Superintendents of RSU 10 and SAD 44 had mixed reviews of Gov. Paul LePage’s remarks on Maine education during his State of the State address last week.
The responses ranged from proposing that a report card grading schools from A to F is against all the recent changes in school assessments to a statement that all schools should have a method for assessing student performance.
RSU 10 Superintendent Tom Ward said he doesn’t mind the idea of having a report card, but it would need to show a number of different assessing components. The suggestion of a ranking of A to F goes against everything Maine schools are trying to do, he said.
“We already have a report card with standards-based education. As a state, we are very progressive. We’re ahead of the game — that is what we should be promoting. We need to give credit where credit is due with the efforts made to improve education,” he said.
Under the standards-based education program, students are assessed according to how well they master certain knowledge, as well as how much improvement has been made under the Adequate Yearly Progress program. If the level is too low, a school is put on a list to work on the mastery of a specific subject or learning component.
RSU 10 includes the towns of Canton, Carthage, Dixfield, Peru, Buckfield, Hartford, Sumner, Byron, Mexico, Roxbury, Rumford and Hanover.
SAD 44 Superintendent David Murphy said grading schools would be LePage’s prerogative, but it would have to share some of the same components as the Annual Yearly Progress program and standards-based education.
He said SAD 44 recently acquired a program known as Accuplacer, which tests students at the end of their junior year to gauge how well they are doing.
“We then will have a good idea of their performance and can make adjustments during their senior year,” he said.
SAD 44 includes the towns of Andover, Bethel, Greenwood, Newry and Woodstock.
Regarding the governor’s statement that sending high schools should be responsible for any remediation a student may need when he or she gets to college, Murphy said none of the students who now attend one of the University of Maine campuses needed remediation, and only a few who attend one of the community colleges required additional assistance.
The Accuplacer test should reduce that number, he said.

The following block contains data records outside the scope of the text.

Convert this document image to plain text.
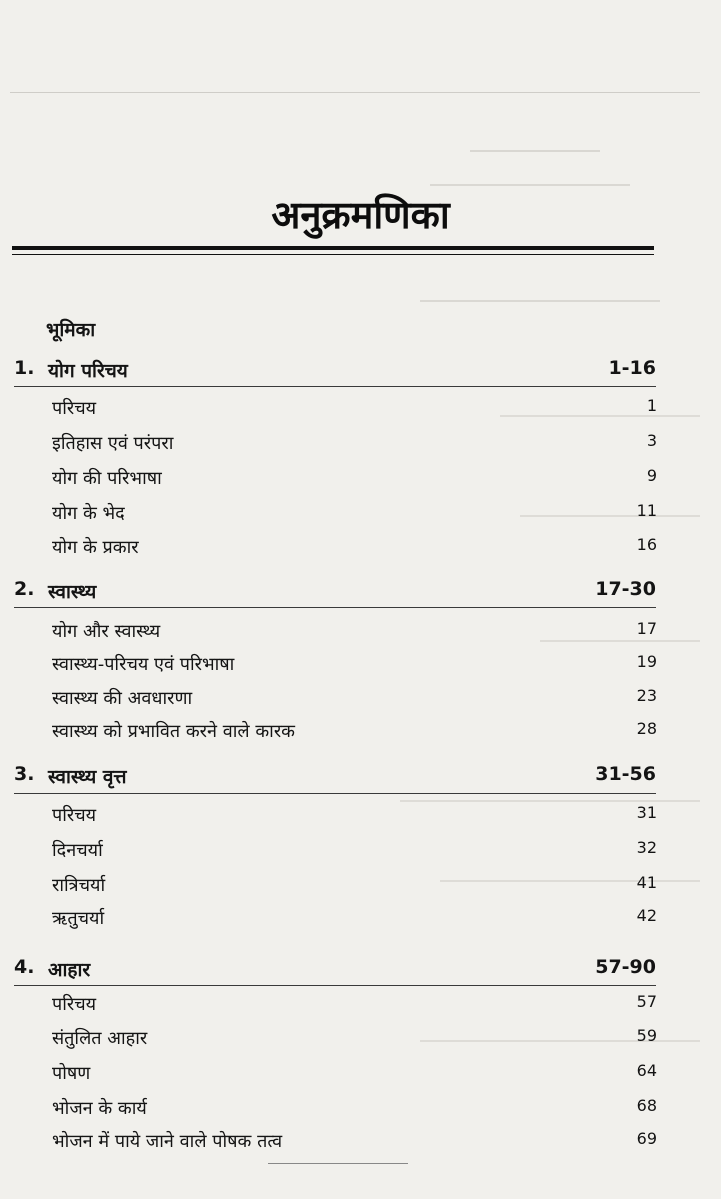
अनुक्रमणिका
भूमिका
1. योग परिचय	1-16
परिचय	1
इतिहास एवं परंपरा	3
योग की परिभाषा	9
योग के भेद	11
योग के प्रकार	16
2. स्वास्थ्य	17-30
योग और स्वास्थ्य	17
स्वास्थ्य-परिचय एवं परिभाषा	19
स्वास्थ्य की अवधारणा	23
स्वास्थ्य को प्रभावित करने वाले कारक	28
3. स्वास्थ्य वृत्त	31-56
परिचय	31
दिनचर्या	32
रात्रिचर्या	41
ऋतुचर्या	42
4. आहार	57-90
परिचय	57
संतुलित आहार	59
पोषण	64
भोजन के कार्य	68
भोजन में पाये जाने वाले पोषक तत्व	69
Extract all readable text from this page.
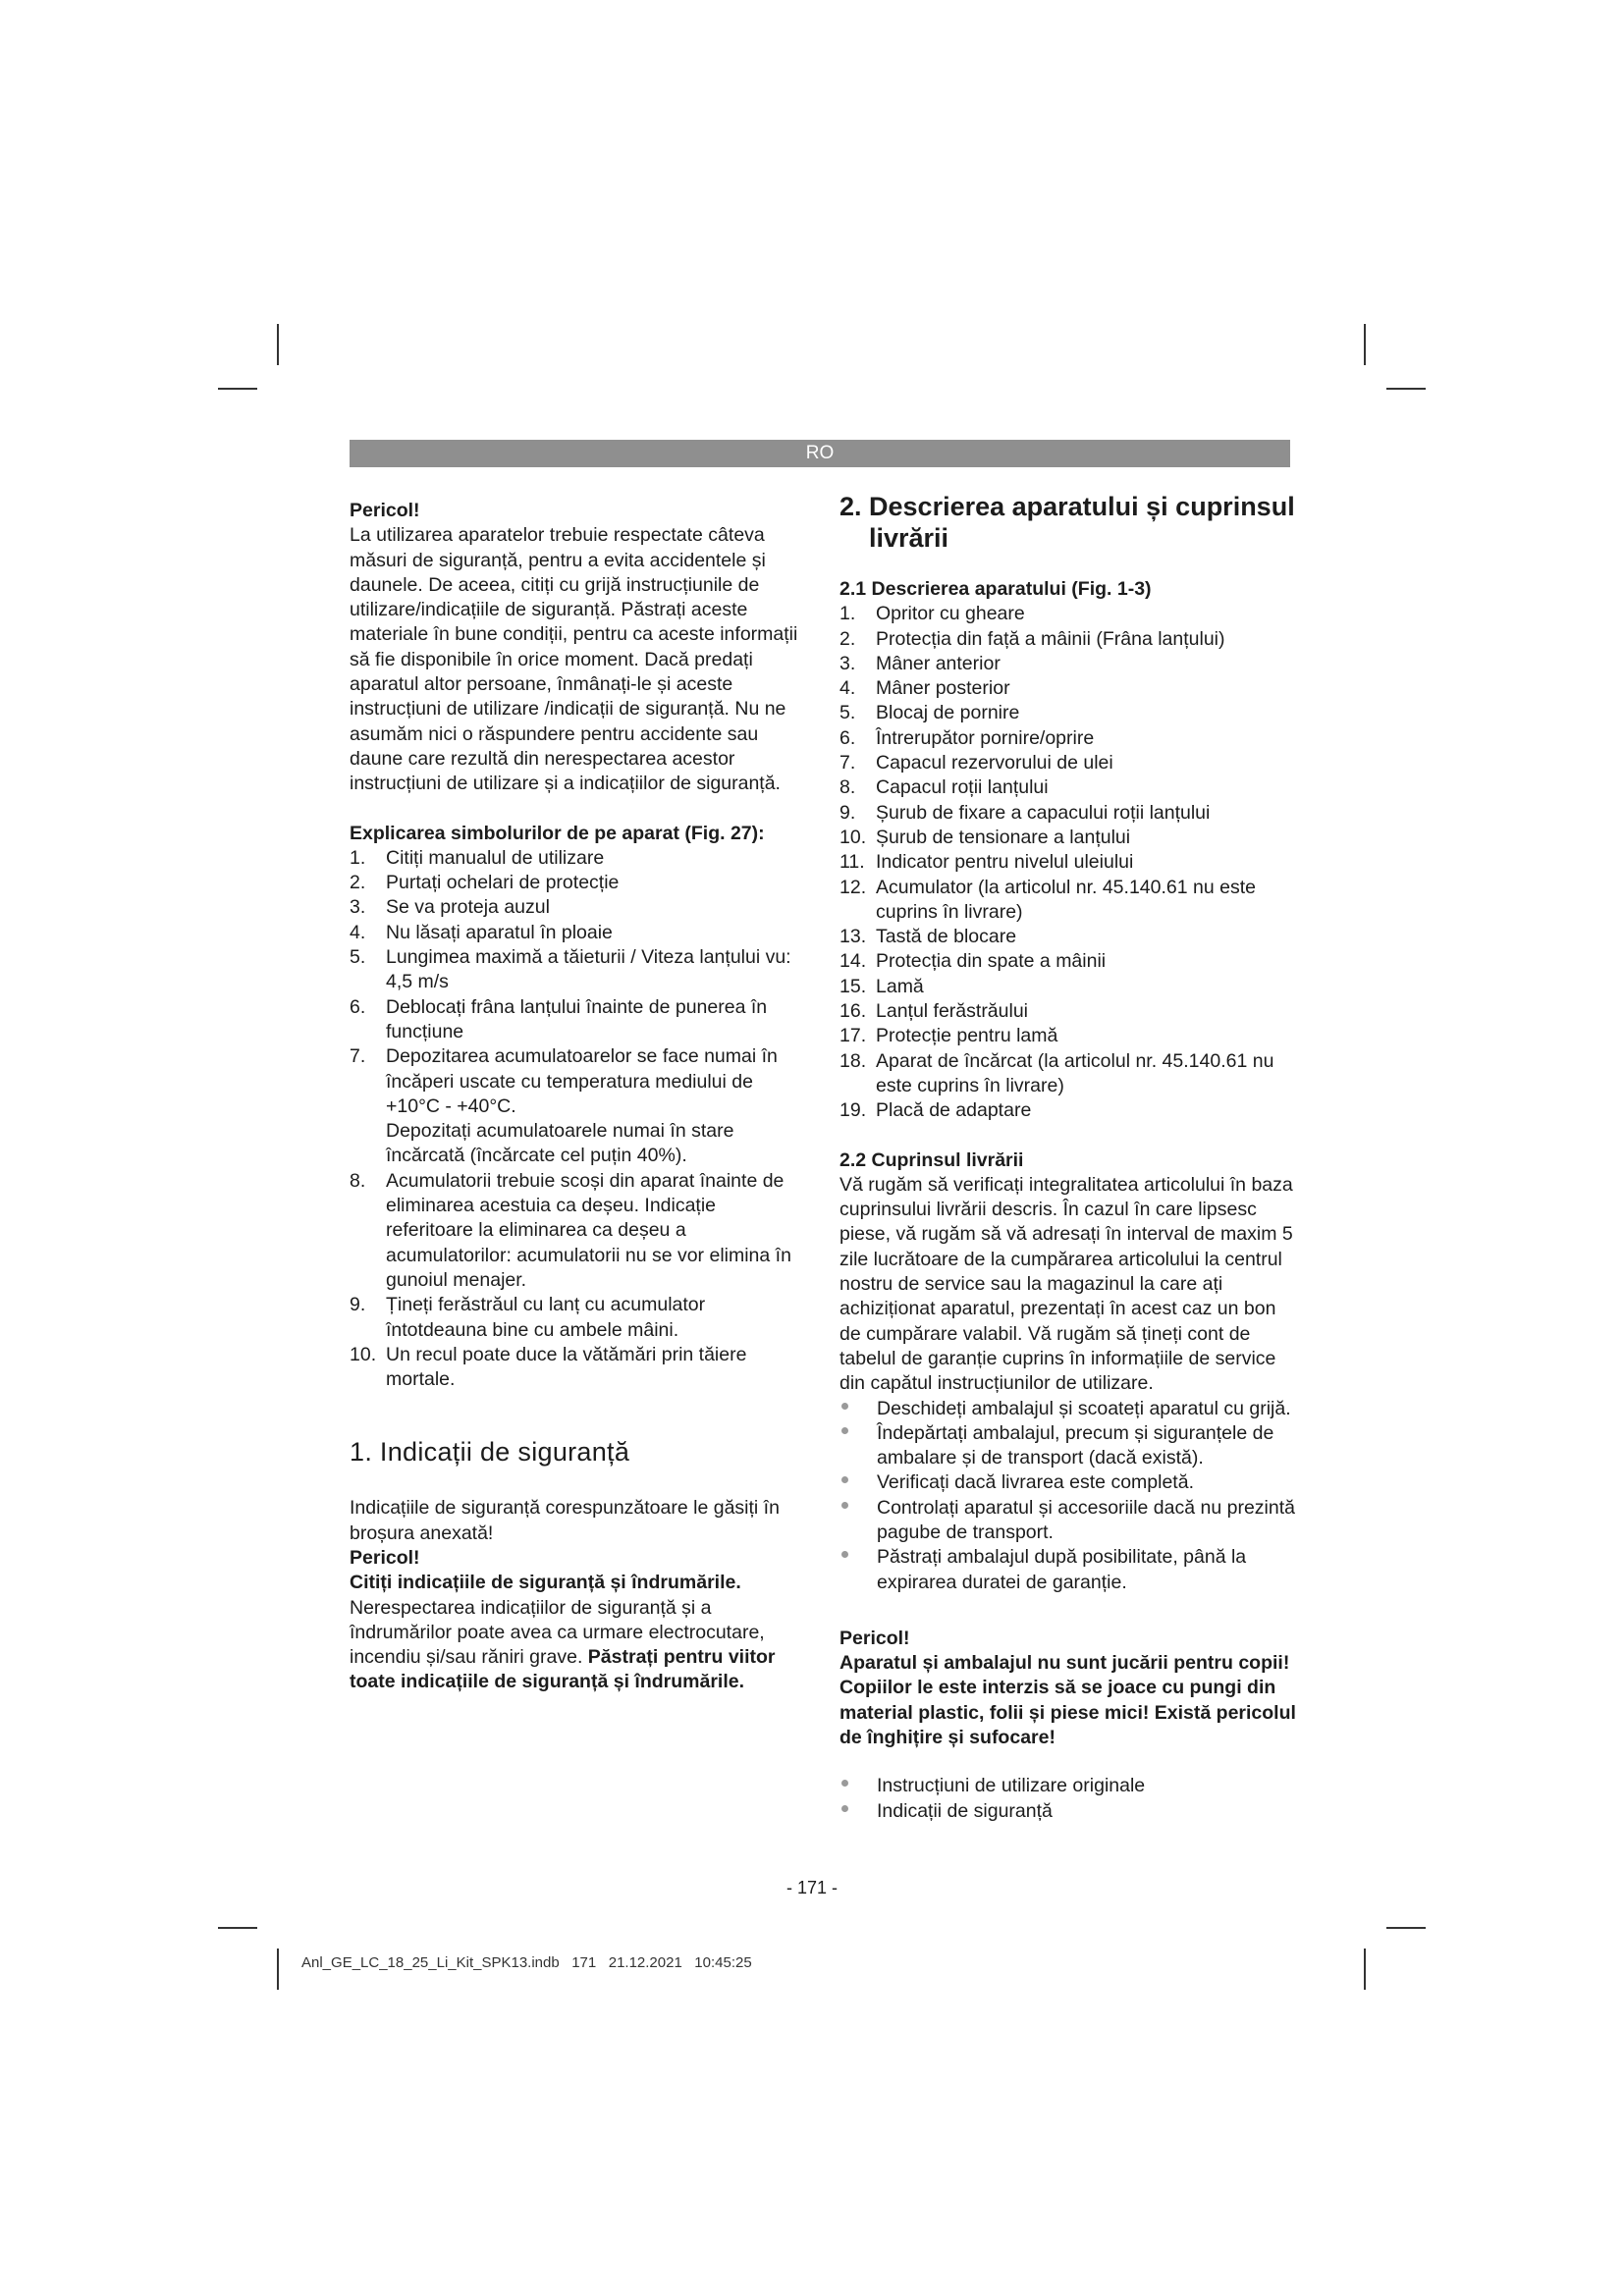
RO

Pericol!

La utilizarea aparatelor trebuie respectate câteva măsuri de siguranță, pentru a evita accidentele și daunele. De aceea, citiți cu grijă instrucțiunile de utilizare/indicațiile de siguranță. Păstrați aceste materiale în bune condiții, pentru ca aceste informații să fie disponibile în orice moment. Dacă predați aparatul altor persoane, înmânați-le și aceste instrucțiuni de utilizare /indicații de siguranță. Nu ne asumăm nici o răspundere pentru accidente sau daune care rezultă din nerespectarea acestor instrucțiuni de utilizare și a indicațiilor de siguranță.

Explicarea simbolurilor de pe aparat (Fig. 27):

1. Citiți manualul de utilizare
2. Purtați ochelari de protecție
3. Se va proteja auzul
4. Nu lăsați aparatul în ploaie
5. Lungimea maximă a tăieturii / Viteza lanțului vu: 4,5 m/s
6. Deblocați frâna lanțului înainte de punerea în funcțiune
7. Depozitarea acumulatoarelor se face numai în încăperi uscate cu temperatura mediului de +10°C - +40°C.
Depozitați acumulatoarele numai în stare încărcată (încărcate cel puțin 40%).
8. Acumulatorii trebuie scoși din aparat înainte de eliminarea acestuia ca deșeu. Indicație referitoare la eliminarea ca deșeu a acumulatorilor: acumulatorii nu se vor elimina în gunoiul menajer.
9. Țineți ferăstrăul cu lanț cu acumulator întotdeauna bine cu ambele mâini.
10. Un recul poate duce la vătămări prin tăiere mortale.
1. Indicații de siguranță

Indicațiile de siguranță corespunzătoare le găsiți în broșura anexată!

Pericol!

Citiți indicațiile de siguranță și îndrumările. Nerespectarea indicațiilor de siguranță și a îndrumărilor poate avea ca urmare electrocutare, incendiu și/sau răniri grave. Păstrați pentru viitor toate indicațiile de siguranță și îndrumările.

2. Descrierea aparatului și cuprinsul
livrării

2.1 Descrierea aparatului (Fig. 1-3)

1. Opritor cu gheare
2. Protecția din față a mâinii (Frâna lanțului)
3. Mâner anterior
4. Mâner posterior
5. Blocaj de pornire
6. Întrerupător pornire/oprire
7. Capacul rezervorului de ulei
8. Capacul roții lanțului
9. Șurub de fixare a capacului roții lanțului
10. Șurub de tensionare a lanțului
11. Indicator pentru nivelul uleiului
12. Acumulator (la articolul nr. 45.140.61 nu este cuprins în livrare)
13. Tastă de blocare
14. Protecția din spate a mâinii
15. Lamă
16. Lanțul ferăstrăului
17. Protecție pentru lamă
18. Aparat de încărcat (la articolul nr. 45.140.61 nu este cuprins în livrare)
19. Placă de adaptare

2.2 Cuprinsul livrării

Vă rugăm să verificați integralitatea articolului în baza cuprinsului livrării descris. În cazul în care lipsesc piese, vă rugăm să vă adresați în interval de maxim 5 zile lucrătoare de la cumpărarea articolului la centrul nostru de service sau la magazinul la care ați achiziționat aparatul, prezentați în acest caz un bon de cumpărare valabil. Vă rugăm să țineți cont de tabelul de garanție cuprins în informațiile de service din capătul instrucțiunilor de utilizare.

Deschideți ambalajul și scoateți aparatul cu grijă.
Îndepărtați ambalajul, precum și siguranțele de ambalare și de transport (dacă există).
Verificați dacă livrarea este completă.
Controlați aparatul și accesoriile dacă nu prezintă pagube de transport.
Păstrați ambalajul după posibilitate, până la expirarea duratei de garanție.

Pericol!

Aparatul și ambalajul nu sunt jucării pentru copii! Copiilor le este interzis să se joace cu pungi din material plastic, folii și piese mici! Există pericolul de înghițire și sufocare!

Instrucțiuni de utilizare originale
Indicații de siguranță
- 171 -
Anl_GE_LC_18_25_Li_Kit_SPK13.indb   171   21.12.2021   10:45:25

“We already have a lot of ways to gauge how we’re doing,” Murphy said. “The way to remediate is to look at curriculum. For example, if many kids are going to a community college or the University of Maine system and need remedial math courses, then we need to concentrate on math.”
Ward said the governor’s proposal for sending high schools to provide any necessary remediation is “an unfair shot at public schools, universities and community colleges.”
“They have to admit they have lowered standards. We should all work in a collaborative way for students,” he said.
Ward also supports a five-year high school, and said the current move to establish mass customized education should also improve a school’s overall performance.
RSU 10 and SAD 44 have begun a move toward mass customized education with some teachers using it, at least in part, in their classes. The philosophy behind MCE is for students to learn at their own speed while still assuring that a certain body of knowledge is mastered, or reaches acceptable levels.
The governor’s speech came at a time when school districts are struggling to develop operating budgets for 2013-14, which begins July 1, to maintain the current level of educational programming. Most schools lost a portion of general purpose aid to education. The governor has said that such funding will remain flat for the upcoming year.
Ward said elimination of additional positions at RSU 10 will be very difficult, as will reducing building maintenance and supply purchases. He said more than 60 positions have been eliminated during the past four years.
Murphy believes that, although LePage is keeping education in the forefront, he and many others don’t realize how much is already happening in the schools.
Whether any of the governor’s proposals will actually go into effect won’t be known until the state Legislature acts on them.